We’re in Abbotsford. We lost in overtime by one goal. It was a good game. Tight, well-played on all sides, but a loss all the same.

I didn’t seek Silas out on the ice, but I didn’t avoid him either. He’s still on his bullshit from the split-squad game, showboating and chirping like he’s got something to prove.

I hate that I caught myself smiling. Just once. Just for a second.

A flicker of something warm crawled up my chest, and the second I felt it, it turned sharp. Like a hot knife right through the heart.

He's so damn confident again. So much like the Silas I used to know.

It drives me insane.

Now I'm lying in this damn hotel bed, staring at the ceiling while he breathes on the other side of the room, calm, like none of this is eating him alive the way it does me. I can't sleep, but I can’t blame it on the phantom ache in my knees that keeps me up most nights. I haven't slept more than an hour at a time all week. Not with him so close. Not with all the memories unraveling in my head. The innocent ones, and the one that wasn't.

I remember the first time I saw Silas cry. We were thirteen, maybe. His dad had taken a literal rod to him, old school biblical style, after Silas had questioned something we'd heard in church that day. I never did know exactly what it was about, but I keep thinking it might have been a sermon about how men are supposed to behave, think, and live their lives as God intended,but I might just be projecting. Those sermons always stood out to me, frightened me, made me feel physically ill. It makes the memory of Silas' pain even sharper.

Silas' father was a cruel man who blamed him for everything, but most especially the death of his mother.
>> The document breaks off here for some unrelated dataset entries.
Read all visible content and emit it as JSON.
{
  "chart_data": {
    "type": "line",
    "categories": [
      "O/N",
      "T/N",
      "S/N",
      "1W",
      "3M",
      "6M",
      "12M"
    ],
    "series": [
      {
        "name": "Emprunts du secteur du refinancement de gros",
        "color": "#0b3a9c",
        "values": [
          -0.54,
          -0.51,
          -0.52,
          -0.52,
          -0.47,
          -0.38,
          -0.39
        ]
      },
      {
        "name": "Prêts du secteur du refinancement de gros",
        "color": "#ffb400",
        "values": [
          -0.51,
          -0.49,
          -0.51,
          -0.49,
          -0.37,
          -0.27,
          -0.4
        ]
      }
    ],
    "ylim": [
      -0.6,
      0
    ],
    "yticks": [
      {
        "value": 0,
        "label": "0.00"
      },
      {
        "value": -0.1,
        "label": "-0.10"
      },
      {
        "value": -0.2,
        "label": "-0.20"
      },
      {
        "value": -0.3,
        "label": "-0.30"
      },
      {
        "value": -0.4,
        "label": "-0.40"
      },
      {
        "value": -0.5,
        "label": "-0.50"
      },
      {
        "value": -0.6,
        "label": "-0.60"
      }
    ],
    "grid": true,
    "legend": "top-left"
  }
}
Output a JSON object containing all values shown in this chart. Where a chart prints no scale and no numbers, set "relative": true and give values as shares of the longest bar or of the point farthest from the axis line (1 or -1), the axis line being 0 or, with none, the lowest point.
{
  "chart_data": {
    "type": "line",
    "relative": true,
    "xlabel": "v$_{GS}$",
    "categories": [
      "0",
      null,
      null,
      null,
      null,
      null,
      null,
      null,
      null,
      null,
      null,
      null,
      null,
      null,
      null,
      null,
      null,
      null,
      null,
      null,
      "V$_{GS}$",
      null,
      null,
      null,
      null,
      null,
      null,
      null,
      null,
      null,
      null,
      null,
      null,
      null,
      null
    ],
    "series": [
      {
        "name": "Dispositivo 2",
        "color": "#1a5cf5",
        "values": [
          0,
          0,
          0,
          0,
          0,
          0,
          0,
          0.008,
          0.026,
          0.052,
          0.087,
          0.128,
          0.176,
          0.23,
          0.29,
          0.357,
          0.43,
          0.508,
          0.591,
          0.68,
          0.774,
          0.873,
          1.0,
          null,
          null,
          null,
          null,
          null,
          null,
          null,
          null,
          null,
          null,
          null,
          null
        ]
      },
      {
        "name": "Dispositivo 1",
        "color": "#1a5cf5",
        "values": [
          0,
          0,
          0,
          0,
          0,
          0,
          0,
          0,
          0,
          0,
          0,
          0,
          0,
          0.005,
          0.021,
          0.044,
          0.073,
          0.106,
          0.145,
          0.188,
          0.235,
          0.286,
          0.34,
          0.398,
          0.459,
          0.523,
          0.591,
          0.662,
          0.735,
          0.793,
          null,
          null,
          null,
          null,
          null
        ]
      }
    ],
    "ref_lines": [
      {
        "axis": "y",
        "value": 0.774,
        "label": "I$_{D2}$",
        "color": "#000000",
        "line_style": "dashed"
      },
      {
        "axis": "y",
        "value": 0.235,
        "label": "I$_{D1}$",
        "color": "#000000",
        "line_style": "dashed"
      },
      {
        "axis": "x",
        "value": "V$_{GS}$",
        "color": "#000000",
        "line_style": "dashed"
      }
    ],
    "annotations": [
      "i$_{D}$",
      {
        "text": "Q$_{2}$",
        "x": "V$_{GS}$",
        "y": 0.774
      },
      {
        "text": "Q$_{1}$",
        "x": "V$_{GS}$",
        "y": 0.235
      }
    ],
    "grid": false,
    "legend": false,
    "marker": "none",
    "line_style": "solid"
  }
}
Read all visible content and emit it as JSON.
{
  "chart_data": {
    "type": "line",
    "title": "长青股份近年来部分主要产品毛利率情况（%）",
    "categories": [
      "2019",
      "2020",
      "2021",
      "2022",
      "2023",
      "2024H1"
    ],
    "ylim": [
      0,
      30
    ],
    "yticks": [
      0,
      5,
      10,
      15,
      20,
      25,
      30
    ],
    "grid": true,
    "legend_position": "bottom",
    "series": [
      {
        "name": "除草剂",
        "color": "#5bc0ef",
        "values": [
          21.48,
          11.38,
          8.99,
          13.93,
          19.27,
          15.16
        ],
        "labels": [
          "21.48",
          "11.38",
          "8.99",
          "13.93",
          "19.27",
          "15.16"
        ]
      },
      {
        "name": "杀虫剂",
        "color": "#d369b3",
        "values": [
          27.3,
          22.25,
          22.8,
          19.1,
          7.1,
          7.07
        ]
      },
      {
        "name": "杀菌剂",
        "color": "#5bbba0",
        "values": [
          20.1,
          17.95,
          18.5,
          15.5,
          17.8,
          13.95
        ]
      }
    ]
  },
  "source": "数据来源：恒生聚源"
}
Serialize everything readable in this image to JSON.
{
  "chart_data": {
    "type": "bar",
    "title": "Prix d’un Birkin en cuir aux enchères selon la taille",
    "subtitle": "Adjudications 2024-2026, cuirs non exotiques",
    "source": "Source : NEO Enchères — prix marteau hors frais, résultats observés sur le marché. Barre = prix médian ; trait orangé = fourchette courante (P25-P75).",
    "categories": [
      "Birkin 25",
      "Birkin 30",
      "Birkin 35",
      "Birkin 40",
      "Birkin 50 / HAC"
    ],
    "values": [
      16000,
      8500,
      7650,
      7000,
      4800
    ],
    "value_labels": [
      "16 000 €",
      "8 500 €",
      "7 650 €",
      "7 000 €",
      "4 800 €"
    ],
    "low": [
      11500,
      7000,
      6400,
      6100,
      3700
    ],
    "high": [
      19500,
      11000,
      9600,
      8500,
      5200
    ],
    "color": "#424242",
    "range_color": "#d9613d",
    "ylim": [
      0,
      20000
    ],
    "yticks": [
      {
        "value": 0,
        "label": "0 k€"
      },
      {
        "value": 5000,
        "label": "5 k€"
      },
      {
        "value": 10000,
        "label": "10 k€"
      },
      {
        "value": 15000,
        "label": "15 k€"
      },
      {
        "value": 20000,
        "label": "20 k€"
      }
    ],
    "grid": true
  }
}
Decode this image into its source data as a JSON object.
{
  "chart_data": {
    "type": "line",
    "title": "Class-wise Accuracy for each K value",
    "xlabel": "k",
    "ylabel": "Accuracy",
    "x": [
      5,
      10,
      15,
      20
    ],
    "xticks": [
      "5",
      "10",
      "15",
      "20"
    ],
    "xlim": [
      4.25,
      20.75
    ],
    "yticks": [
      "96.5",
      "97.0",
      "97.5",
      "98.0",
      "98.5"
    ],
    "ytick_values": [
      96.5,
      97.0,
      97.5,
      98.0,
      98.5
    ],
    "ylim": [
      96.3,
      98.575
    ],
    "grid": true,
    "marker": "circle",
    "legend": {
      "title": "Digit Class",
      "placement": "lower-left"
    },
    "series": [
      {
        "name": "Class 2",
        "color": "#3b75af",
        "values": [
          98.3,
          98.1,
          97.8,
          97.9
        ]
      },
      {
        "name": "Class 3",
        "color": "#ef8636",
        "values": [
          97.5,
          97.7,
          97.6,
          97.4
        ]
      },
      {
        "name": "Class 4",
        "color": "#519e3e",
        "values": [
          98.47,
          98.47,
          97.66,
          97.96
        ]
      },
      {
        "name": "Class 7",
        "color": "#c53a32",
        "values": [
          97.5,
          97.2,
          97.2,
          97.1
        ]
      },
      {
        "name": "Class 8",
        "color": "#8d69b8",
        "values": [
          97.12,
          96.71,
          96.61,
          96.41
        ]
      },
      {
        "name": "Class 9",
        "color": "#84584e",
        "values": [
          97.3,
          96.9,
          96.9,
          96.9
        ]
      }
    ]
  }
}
She got an infection after giving birth to Silas. Elder Abraham Caldwell had tried to pray it away instead of taking her to the hospital. She didn't make it. That kind of pain and guilt gets sewn into a kid. I saw it even then. And Silas took every lecture, every beating, every punishment for his supposed crimes without flinching. Except that one day.

It was shortly after that incident that Silas and Lily announced that they were officially boyfriend and girlfriend. No matter how hard I try to pick apart every memory, I can't remember even one time that they acted differently or made me feel like I was a third wheel. I never thought, never could have guessed they were actually… doing anything.

No matter how hard I try not to think about it, my mind keeps dragging me back to that day. Every time I close my eyes, I'm reliving the memory like I'm back there again, wherethe lake glitters under the early spring sun. It's been an especially warm spring, but the water is still freezing. Our skin is red and prickled with goosebumps from the chill. Still, we've been out here every day of spring break, soaking in the first warm days after a long winter.